Deuteronomio 8,6
Durante mi infancia llegué a tener la idea de que a Dios había que tenerle miedo: Él controlaba y castigaba. Las historias bíblicas que me contaron me dejaron la imagen de un Dios terrible y malo, que no toleraba que alguien se desviara lo más mínimo de sus leyes. Y los mandamientos me parecían pesados y negativos. Yo recordaba más los que comienzan con un no: no matarás, no hurtarás, etc.
Con el paso del tiempo, y habiendo estudiado la Biblia por mí misma, encontré cada vez más evidencias de un Dios bueno, misericordioso, amoroso, y que una y otra vez perdona al ser humano que se aparta de él y le facilita su regreso a su lado. También tuve que reconocer que los mandamientos no son cargas pesadas y caprichosas; sino por el contrario, sensatas normas de convivencia y reglas que son para nuestro bienestar. Sin estos preceptos viviríamos desconfiando hasta de los que conviven con nosotros.
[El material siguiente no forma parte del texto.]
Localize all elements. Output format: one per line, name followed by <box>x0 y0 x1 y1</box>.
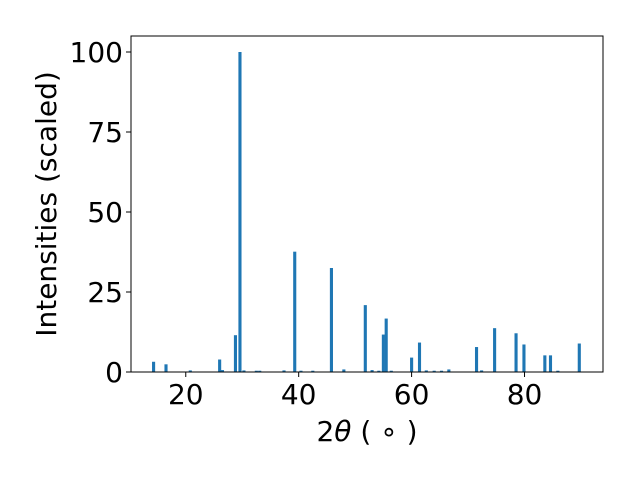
bar-9 <box>258 370 262 372</box>
bar-6 <box>238 52 242 372</box>
bar-24 <box>424 370 428 372</box>
bar-34 <box>548 355 553 372</box>
plot-frame <box>130 35 604 373</box>
x-axis-ticks: 20 40 60 80 <box>168 372 542 411</box>
bar-18 <box>377 370 381 372</box>
bar-5 <box>233 335 238 372</box>
bar-19 <box>381 334 385 372</box>
y-axis-label: Intensities (scaled) <box>30 71 63 337</box>
bar-14 <box>329 268 333 372</box>
bar-1 <box>164 364 168 372</box>
x-axis-label: 2θ ( ∘ ) <box>316 415 417 448</box>
x-tick-label: 60 <box>394 378 430 411</box>
bar-11 <box>293 251 297 372</box>
bar-23 <box>417 342 422 372</box>
bar-12 <box>299 370 303 372</box>
bars-layer <box>152 52 581 372</box>
bar-10 <box>282 370 286 372</box>
y-tick-label: 75 <box>87 116 123 149</box>
y-tick-label: 0 <box>105 356 123 389</box>
x-axis-label-theta: θ <box>334 415 351 448</box>
bar-20 <box>384 318 388 372</box>
bar-7 <box>242 370 246 372</box>
bar-25 <box>432 370 436 372</box>
bar-28 <box>474 347 479 372</box>
bar-17 <box>370 370 374 372</box>
bar-33 <box>543 355 547 372</box>
bar-27 <box>447 369 451 372</box>
bar-0 <box>152 361 156 372</box>
x-axis-label-unit: ( ∘ ) <box>351 415 417 448</box>
x-axis-label-main: 2 <box>316 415 334 448</box>
bar-4 <box>220 370 225 372</box>
y-axis-ticks: 0 25 50 75 100 <box>70 36 131 389</box>
bar-21 <box>389 370 393 372</box>
bar-13 <box>311 370 315 372</box>
y-tick-label: 100 <box>70 36 123 69</box>
y-tick-label: 50 <box>87 196 123 229</box>
bar-26 <box>439 370 444 372</box>
bar-8 <box>254 370 258 372</box>
bar-22 <box>410 357 414 372</box>
bar-35 <box>556 370 560 372</box>
bar-31 <box>514 333 518 372</box>
bar-32 <box>522 344 526 372</box>
x-tick-label: 80 <box>507 378 543 411</box>
bar-15 <box>342 369 346 372</box>
x-tick-label: 40 <box>281 378 317 411</box>
bar-16 <box>363 305 367 372</box>
x-tick-label: 20 <box>168 378 204 411</box>
bar-29 <box>480 370 484 372</box>
y-tick-label: 25 <box>87 276 123 309</box>
bar-2 <box>188 370 192 372</box>
bar-36 <box>577 343 581 372</box>
bar-3 <box>218 359 222 372</box>
bar-30 <box>493 328 497 372</box>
Si tratamos de seguir los caminos del Señor, sin apartarnos de lo que él quiere para nosotros, podemos vivir confiados y no tener miedo. El temor, esa ansia de huir o rehusar las cosas que son dañinas y peligrosas, nos debe acercar más a Dios, porque él quiere lo mejor para nosotros, sus hijos e hijas.
El pueblo de Israel, al que estaban dirigidas estas palabras, lo experimentó en su camino a la tierra prometida. Aunque trataron de alejarse de Dios, finalmente llegaron a la meta obedeciéndole y con su ayuda y protección.